Ticaret Kanunu’na değişiklikler geliyor
Meclise sunulan “Türk Ticaret Kanunu ile Bazı Kanunlarda Değişiklik Yapılmasına Dair Kanun Teklifi ile ticari yaşamın anayasası niteliğinde olan Ticaret Kanunu’nda beş önemli değişiklik öngörülmektedir. Aşağıda bu değişiklikleri veya getirilmek istenilen düzenlemeleri sırasıyla aktarıyorum.
Yönetim kurulu iş bölüşümünde değişiklik
- Mer’i Ticaret Kanunu’na göre yönetim kurulu üyeleri genel kurul tarafından en çok üç yıl süreyle görev yapmak üzere seçilebilmekte iken yönetim kurulu kendi içerisinde yönetim kurulu başkan ve başkan vekilini ancak bir yıl süre ile görev yapmak üzere seçebilmekte, bu nedenle de yönetim kurulu her yıl yeniden başkan veya başkan vekili seçmek zorunda kalmaktadır. Bu durum anonim şirketlerde, her yıl yönetim organizasyonunu yeniden gözden geçirmek zorunda bıraktığı gibi, pek çok şirkette de seçimin yönetim kurulunun görev süresi için yapıldığı düşüncesi ile her yıl seçim yapılmamaktadır. Bu durumda da yönetim kurulu başkan ve başkan vekilinin bir sonraki yıl yönetim kurulu başkan ve başkan vekiline atfedilen yetki ve görevlerin kim tarafından kullanılacağı hususlarında uygulamada tereddüt oluşturmaktadır. Kanun teklifi ile Ticaret Kanunu’nun 366. maddesinin bu sakıncayı giderecek şekilde değiştirilmesi öngörülmekte ve bu suretle yönetim kuruluna başkan ve vekilini yönetim kurulunun görev süresinin tamamını kapsayacak şekilde seçme olanağı sağlanmak istenilmektedir.
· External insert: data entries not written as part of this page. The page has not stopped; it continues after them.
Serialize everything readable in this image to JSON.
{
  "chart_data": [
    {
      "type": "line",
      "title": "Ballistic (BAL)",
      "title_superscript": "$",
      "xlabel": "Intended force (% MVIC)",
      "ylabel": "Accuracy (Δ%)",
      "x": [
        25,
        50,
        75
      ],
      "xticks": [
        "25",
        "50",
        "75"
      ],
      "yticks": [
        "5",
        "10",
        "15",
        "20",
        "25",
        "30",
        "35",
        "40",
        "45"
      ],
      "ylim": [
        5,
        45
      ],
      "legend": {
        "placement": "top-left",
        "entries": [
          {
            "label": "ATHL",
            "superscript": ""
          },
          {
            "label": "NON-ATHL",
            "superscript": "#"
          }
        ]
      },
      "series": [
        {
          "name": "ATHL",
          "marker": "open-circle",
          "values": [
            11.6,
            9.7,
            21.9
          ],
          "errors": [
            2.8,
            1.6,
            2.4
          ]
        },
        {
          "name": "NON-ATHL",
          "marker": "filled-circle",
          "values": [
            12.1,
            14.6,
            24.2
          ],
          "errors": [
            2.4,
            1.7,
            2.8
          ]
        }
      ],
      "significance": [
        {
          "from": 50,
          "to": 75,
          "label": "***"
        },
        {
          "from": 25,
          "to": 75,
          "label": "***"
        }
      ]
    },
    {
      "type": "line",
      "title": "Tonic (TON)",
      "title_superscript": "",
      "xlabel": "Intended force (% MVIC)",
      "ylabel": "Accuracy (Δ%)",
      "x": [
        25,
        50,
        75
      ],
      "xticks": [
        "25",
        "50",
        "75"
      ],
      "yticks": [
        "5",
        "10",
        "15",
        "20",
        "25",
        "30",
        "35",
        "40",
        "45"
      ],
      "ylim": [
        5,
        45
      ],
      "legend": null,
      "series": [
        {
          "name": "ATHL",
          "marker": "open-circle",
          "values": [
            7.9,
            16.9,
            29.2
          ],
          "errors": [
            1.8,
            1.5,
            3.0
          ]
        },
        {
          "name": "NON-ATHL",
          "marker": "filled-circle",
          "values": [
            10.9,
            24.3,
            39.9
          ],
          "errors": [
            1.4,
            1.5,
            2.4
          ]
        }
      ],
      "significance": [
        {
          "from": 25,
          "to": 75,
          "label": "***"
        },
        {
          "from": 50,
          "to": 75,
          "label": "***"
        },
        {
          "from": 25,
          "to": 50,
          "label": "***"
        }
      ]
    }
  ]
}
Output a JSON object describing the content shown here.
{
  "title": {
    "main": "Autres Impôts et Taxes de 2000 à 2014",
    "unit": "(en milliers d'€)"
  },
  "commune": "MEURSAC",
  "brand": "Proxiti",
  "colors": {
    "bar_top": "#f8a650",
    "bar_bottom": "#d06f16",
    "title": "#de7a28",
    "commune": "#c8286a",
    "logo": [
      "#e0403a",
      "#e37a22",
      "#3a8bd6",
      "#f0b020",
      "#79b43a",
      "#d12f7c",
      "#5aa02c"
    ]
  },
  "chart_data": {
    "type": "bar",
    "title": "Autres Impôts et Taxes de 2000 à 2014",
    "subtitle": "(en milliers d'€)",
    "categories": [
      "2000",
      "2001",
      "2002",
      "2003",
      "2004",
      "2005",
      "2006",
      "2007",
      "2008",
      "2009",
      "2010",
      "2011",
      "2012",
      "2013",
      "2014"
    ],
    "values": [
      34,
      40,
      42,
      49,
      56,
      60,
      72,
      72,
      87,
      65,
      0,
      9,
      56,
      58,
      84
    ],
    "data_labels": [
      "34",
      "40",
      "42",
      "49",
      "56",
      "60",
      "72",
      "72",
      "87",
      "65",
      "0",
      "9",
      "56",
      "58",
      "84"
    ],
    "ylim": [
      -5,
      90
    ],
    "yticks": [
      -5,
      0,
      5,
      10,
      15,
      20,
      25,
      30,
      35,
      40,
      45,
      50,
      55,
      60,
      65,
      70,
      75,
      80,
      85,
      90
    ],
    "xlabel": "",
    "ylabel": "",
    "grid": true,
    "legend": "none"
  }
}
Yönetim kurulunun atama yetkisinde değişiklik
- Mer’i Ticaret Kanunu’nun 375’inci maddesinin birinci fıkrasının (d) bendinde “müdürlerin ve aynı işleve sahip kişiler ile imza yetkisini haiz bulunanların tamamının atanmaları ve görevden alınmaları” yönetim kurulunun devredilmez görev ve yetkileri arasında sayılmıştır. Dolayısıyla yönetim kurulu kararı ile yerine getirilmesi gereken bu işlemler, yetki devrine konu edilememektedir. Aynı fıkranın (a) bendinde ise yönetim kuruluna, yine devredilemez şekilde, “şirketin üst düzeyde yönetimi” görevi verilmiştir. Üst düzeyde yönetim görevinin kapsamı ise genel işletme politikası başta olmak üzere yatırım, finansman, temettü gibi politikaların belirlenmesi, belirlenen politikalar çerçevesinde hedeflere ulaşılması için araçların seçilmesi, hedeflere ulaşılıp ulaşılmadığının veya ulaşılıp ulaşılmayacağının belirlenmesi, finansal uygulamaların kontrolü ve stratejilerin tespiti” şeklinde açıklanabilir. Bu kapsam açısından bakıldığında, bunları gerçekleştirecek üst düzeyde yöneticinin de yönetim kurulu tarafından belirlenen stratejiyi, politikaları, makro planları uygulayacak yönetim teşkilatının başındaki kişiler olduğu anlaşılmaktadır. Üst düzeyde yönetimin ve üst düzey yöneticilerinin bu şekilde anlaşılması karşısında, (d bendi uyarınca) müdürlerin ve aynı işleve sahip kişiler ile imza yetkisini haiz bulunanların tamamının atanmasının yönetim kurulunun devredilemez yetkileri arasında bulunmasının bir anlam ve önemi kalmamaktadır. Nitekim kanun teklifinde; iki bendin belirtilen şekilde birlikte yorumunda ve uygulamada ihtilaflar bulunduğu gerekçesi ve şube ağı geniş, temsile yetkili çalışanı fazla olan şirketlerde her düzeyde çalışanın atanma ve görevden alınmalarına ilişkin yetkinin yönetim kurulunca devredilememesinin iş süreçlerini zorlaştırdığı değerlendirmesi ile şirket işlemlerinde kolaylık sağlamak için şirketin üst düzey yöneticileri dışında kalan kişilerin atanma ve görevden alınmaları yönetim kurulunun devredilemez ve vazgeçilemez görev ve yetkileri arasından çıkarılmakta ve uygulamada yaşanan tereddütlerin bu suretle giderilmesi amaçlanmaktadır.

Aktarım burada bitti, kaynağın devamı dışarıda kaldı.